ANNAPOLIS – Capping tuition at Maryland universities seemed like it was an easy bill for the General Assembly, what with the blessing of Speaker of the House Michael Busch and 32 co-sponsors.
But the bill faced a tough road in the House and now may end with a veto by Gov. Robert Ehrlich, a situation that would bring students tuition increases of 10 percent.
The General Assembly adopted higher education as its top priority this year and approved the 5 percent in-state undergraduate tuition cap Monday in its last frenzied hours. Ehrlich, however, immediately labeled it “veto bait” because it ties the cap to a 10 percent increase in the corporate tax.
“It’s another tax increase,” Ehrlich said, which makes his job “more difficult.”
A veto would assure previously-approved tuition increases of about 10 percent at the state’s public colleges and universities.
“If (Ehrlich) vetoes it, he’s choosing corporate interests over student tuition,” said Sen. Patrick J. Hogan, D-Montgomery.
While the University System of Maryland does not endorse specific revenue plans, the bill does provide significant stability for families, said System Chancellor William Kirwan.
“I understand that other considerations will come into play,” he said, “(but) the essence of this bill would be very, very good for the University System and I hope that a way can be found for it to be passed.”
Kirwan said he’ll ask Ehrlich to sign the bill.
Lawmakers worked hard to craft a bill that Ehrlich could accept, said Delegate Adrienne Jones, D-Baltimore County, who was tapped by Busch to head the task force that recommended the plan.
“We were hearing from our constituents throughout the state,” about tuition increases, she said. “We have a lot to be proud of and I would hate to jeopardize that.”

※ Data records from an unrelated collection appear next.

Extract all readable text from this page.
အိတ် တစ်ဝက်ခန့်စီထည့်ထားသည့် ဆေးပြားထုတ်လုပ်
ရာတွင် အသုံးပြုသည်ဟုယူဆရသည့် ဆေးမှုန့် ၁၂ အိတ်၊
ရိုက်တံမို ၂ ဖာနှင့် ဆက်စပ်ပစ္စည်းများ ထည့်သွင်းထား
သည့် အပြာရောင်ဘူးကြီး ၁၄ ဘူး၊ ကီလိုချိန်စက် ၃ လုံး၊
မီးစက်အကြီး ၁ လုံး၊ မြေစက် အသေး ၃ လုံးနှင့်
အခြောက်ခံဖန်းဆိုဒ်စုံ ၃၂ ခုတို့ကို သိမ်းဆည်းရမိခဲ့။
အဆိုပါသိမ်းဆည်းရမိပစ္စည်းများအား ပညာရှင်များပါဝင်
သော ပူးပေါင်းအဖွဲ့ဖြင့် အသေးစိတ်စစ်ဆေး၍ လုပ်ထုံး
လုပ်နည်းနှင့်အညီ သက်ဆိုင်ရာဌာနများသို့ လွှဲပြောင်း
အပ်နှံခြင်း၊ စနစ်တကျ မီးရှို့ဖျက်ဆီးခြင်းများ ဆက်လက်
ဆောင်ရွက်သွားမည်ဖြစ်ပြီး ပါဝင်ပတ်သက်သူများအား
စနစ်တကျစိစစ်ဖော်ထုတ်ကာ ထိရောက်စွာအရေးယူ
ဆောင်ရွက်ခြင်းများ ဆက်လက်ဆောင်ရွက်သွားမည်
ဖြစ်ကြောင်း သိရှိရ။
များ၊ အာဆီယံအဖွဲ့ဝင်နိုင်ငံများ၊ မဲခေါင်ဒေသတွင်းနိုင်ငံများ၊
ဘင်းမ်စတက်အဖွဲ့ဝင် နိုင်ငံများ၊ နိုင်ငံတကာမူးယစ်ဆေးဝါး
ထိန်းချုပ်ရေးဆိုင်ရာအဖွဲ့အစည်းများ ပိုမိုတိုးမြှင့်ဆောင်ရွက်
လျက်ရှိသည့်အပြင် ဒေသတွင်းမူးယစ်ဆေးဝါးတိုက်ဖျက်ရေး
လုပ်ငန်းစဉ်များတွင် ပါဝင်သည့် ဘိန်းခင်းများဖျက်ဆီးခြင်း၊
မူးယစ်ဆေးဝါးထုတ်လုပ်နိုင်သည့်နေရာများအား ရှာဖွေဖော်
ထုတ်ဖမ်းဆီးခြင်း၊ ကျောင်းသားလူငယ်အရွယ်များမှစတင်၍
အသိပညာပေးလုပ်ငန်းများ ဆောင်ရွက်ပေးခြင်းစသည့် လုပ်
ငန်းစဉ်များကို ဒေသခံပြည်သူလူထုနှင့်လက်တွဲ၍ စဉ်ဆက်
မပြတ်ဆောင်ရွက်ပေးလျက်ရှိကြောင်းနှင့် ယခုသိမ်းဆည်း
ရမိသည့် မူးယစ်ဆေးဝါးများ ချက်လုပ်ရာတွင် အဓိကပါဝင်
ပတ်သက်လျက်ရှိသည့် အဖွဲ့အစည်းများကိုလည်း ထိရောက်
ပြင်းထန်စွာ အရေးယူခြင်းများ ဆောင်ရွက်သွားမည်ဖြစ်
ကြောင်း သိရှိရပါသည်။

The plan would cap annual tuition increases at 5 percent and raise the corporate tax from 7 percent to 7.7 percent for three years. In addition, funding for higher education would increase 3.4 percent this year and 5 percent the following two years.
“It would give the system a predictable source of revenue,” Kirwan said. “It would do a lot to tide us over.”
Businesses are attracted to states with strong higher education systems, Jones said, and so they should not be averse to the bill.
“We have a great university system that businesses look at,” she said. “I think (Ehrlich will) realize the importance the institutions have in the business community.”
About $122 million was cut from higher education last year, leading to tuition increases of up to 21 percent at some campuses and a task force appointed by Busch to study access and affordability.
Lawmakers agreed they would put higher education in the spotlight this year, even though the University System of Maryland received level-funding. It was “up very near the top” of the agenda, Hogan said.
The bill extends the General Assembly’s interest by creating a commission to study state support of the University System of Maryland and Morgan State University.
Also on the Legislature’s radar was a proposal to grant illegal aliens in-state tuition status provided they meet academic, tax and other requirements. The bill died unexpectedly Monday after a senator who had committed to the bill changed his mind and abstained from voting in committee.
“We’re disappointed,” said Delegate Sheila Hixson, D-Montgomery, the bill’s chief sponsor. “We don’t understand why they didn’t vote (for it) this year.”
A similar bill passed the House and Senate last year, but was vetoed by Ehrlich. The bill’s sponsors said they hoped changes this year would appeal to him and assure passage.
But Sen. Roy Dyson, D-St. Mary’s, said he decided not to vote on the bill in the Education, Health and Environmental Affairs Committee late Monday night because it was too controversial to consider with only hours left of the legislative session.
“There would have been a filibuster,” he said. “It would have been overwhelming.”
In other higher education legislation, Coppin State College was renamed Coppin State University and the University System of Maryland was granted greater authority in hiring during a state-imposed hiring freeze and approving new programs.
“This suddenly gives us,” Kirwan said, “much greater flexibility to use our resources in the most effective and efficient way.”